Seal the channel before the false bottom goes in. Shellac-based sanding sealer works, and a thin bead of clear silicone pressed into the channel corners also protects the exposed core. Two coats of sealer on the vertical channel walls need about twenty minutes of drying time between passes.
The same treatment belongs on the freshly cut lid edges. The Hemnes desktop already has factory lacquer on its visible faces, yet cutting a lid free exposes three raw edges out of four. Those new inner faces need sealing before the hinge hardware is fitted.
Iron-on melamine edge banding covers the two long visible edges of each lid. The common 22 mm rolls suit 18 mm board because the extra width leaves overhang for trimming. With the banding matched to the Hemnes surface, the closed row reads as one continuous desktop.
Bond the banding with a household iron on a wool setting. After it cools, trim the overhang with a double-edge trimmer in one pull per side.
Alignment makes the conversion look built-in. Cut all three lid openings with one straightedge fence clamped across the full desktop, shifting only the plunge-cut start and stop points. A 3 mm reveal around each lid is the target. Below 2 mm, seasonal humidity can make the pine frame swell into the lids and bind them shut in summer.

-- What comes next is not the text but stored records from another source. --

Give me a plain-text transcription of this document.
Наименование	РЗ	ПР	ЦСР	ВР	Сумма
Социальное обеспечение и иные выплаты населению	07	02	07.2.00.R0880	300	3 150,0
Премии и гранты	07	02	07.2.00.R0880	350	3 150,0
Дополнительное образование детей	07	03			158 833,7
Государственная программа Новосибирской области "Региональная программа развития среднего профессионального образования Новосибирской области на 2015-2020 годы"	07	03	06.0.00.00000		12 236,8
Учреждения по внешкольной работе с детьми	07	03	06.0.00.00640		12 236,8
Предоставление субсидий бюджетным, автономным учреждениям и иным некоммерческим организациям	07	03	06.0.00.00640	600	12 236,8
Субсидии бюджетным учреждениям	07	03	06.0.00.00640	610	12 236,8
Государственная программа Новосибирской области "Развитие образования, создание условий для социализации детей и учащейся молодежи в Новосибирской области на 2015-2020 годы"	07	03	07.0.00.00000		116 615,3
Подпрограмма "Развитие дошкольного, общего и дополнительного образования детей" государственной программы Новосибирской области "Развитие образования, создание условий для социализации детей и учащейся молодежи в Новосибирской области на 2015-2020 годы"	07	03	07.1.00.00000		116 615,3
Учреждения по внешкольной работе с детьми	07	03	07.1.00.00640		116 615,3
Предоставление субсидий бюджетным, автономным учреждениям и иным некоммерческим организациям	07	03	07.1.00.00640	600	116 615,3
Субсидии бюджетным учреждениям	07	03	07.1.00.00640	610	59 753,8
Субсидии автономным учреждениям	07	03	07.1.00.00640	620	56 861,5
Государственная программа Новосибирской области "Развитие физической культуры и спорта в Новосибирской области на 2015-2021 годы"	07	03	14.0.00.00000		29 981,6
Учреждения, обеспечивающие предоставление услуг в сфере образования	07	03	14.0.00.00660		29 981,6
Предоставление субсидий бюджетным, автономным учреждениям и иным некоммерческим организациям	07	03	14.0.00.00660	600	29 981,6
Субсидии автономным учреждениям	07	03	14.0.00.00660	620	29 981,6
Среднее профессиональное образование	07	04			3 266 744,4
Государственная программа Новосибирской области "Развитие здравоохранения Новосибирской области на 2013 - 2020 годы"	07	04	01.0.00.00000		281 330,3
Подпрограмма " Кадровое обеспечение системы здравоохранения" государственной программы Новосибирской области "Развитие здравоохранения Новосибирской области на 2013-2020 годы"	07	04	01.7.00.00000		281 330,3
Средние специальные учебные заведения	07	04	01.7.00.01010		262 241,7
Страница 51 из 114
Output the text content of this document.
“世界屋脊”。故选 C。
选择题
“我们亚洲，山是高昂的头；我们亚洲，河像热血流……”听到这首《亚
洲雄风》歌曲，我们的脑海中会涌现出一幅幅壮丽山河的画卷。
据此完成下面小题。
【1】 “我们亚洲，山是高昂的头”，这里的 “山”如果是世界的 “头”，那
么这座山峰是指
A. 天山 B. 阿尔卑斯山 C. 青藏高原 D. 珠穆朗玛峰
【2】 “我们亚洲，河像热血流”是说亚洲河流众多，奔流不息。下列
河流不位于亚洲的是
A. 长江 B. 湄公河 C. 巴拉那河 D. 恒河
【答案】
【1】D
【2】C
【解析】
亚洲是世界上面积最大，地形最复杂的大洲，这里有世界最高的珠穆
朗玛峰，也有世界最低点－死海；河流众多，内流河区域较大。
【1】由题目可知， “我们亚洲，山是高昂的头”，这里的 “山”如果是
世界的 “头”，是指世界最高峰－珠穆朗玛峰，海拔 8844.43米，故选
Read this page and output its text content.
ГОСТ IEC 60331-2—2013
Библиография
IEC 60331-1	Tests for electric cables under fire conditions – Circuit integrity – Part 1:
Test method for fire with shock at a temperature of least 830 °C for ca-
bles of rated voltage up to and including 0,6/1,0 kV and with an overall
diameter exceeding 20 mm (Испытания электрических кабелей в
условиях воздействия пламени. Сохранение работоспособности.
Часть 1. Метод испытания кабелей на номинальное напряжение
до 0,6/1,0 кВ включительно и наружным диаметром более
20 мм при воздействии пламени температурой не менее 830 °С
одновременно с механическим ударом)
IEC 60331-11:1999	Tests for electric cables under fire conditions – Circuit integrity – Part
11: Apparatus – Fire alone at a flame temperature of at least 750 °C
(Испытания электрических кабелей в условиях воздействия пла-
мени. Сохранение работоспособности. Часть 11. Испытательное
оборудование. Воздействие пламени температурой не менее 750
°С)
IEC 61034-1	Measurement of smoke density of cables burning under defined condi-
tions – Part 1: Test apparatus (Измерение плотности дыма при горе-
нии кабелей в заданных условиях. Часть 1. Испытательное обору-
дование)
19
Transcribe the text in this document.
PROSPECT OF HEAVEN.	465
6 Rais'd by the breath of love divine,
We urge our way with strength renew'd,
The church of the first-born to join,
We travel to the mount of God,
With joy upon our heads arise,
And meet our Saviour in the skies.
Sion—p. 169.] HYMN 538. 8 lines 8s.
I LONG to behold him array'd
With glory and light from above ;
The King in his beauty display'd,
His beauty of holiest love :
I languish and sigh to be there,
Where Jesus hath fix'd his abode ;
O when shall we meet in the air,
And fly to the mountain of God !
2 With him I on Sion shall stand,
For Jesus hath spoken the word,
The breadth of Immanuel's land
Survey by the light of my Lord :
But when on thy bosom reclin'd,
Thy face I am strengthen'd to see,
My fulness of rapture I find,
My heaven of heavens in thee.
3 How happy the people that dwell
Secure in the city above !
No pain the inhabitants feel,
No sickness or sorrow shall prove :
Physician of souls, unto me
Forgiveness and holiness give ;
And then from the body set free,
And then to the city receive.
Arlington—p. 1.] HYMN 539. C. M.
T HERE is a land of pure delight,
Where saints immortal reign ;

Karlby worktop differences
Karlby changes the method because the worktop is 3.8 cm solid oak or oak veneer, far thicker than the Hemnes board. On Karlby, the charging cavity comes from below: drill a full pocket with a 35 mm forstner bit and a depth stop, leaving a 6 mm veneer skin on the show face. The charging pad or connector then sets into that underside pocket.
A 3.8 cm oak lid carries enough weight that a single Utrusta damper struggles. Two hinges per lid become mandatory if the same lift-up idea is used on that mass of wood.
Karlby can also hold a Skadis pegboard bracket without wall fixing, because the worktop edge is thick enough for a clamp-on Skadis mount. That arrangement puts the charging pocket in the worktop and the loose-cable storage on the vertical Skadis panel above it, leaving the horizontal surface clear. Oak veneer also handles finishing differently from Hemnes melamine: a routed Karlby edge can be sanded and re-oiled with the same oil finish.
The trade-off is weight and permanence. A Hemnes lid conversion can be reversed in an afternoon by unclipping the Utrusta arms and lifting the whole desktop. A pocket drilled into Karlby oak remains for the life of the worktop.
Drilling the hinge cup
Drilling the 35 mm cup bore for the Utrusta hinge requires exact depth control. If the bore passes 12 mm, the bit can break through the 18 mm lid and leave a hole on the top face. If the bore wanders from the 6 mm setback line, the lid overlay shifts and the 3 mm reveal becomes uneven across the row.
A drill press with a depth stop set to 12 mm removes the guesswork. A handheld drill needs either a forstner bit with a collar or a tape mark at the same depth, along with a steady hand.
The desk type still decides the character of the cut. Hemnes lends itself to a reversible lid conversion, while Karlby turns the same charging idea into a permanent underside pocket. Once the first hole is drilled, the two methods no longer convert into each other.
That leaves an unresolved design tension: the cleaner the cable work becomes, the more the desk surface starts behaving like fixed joinery.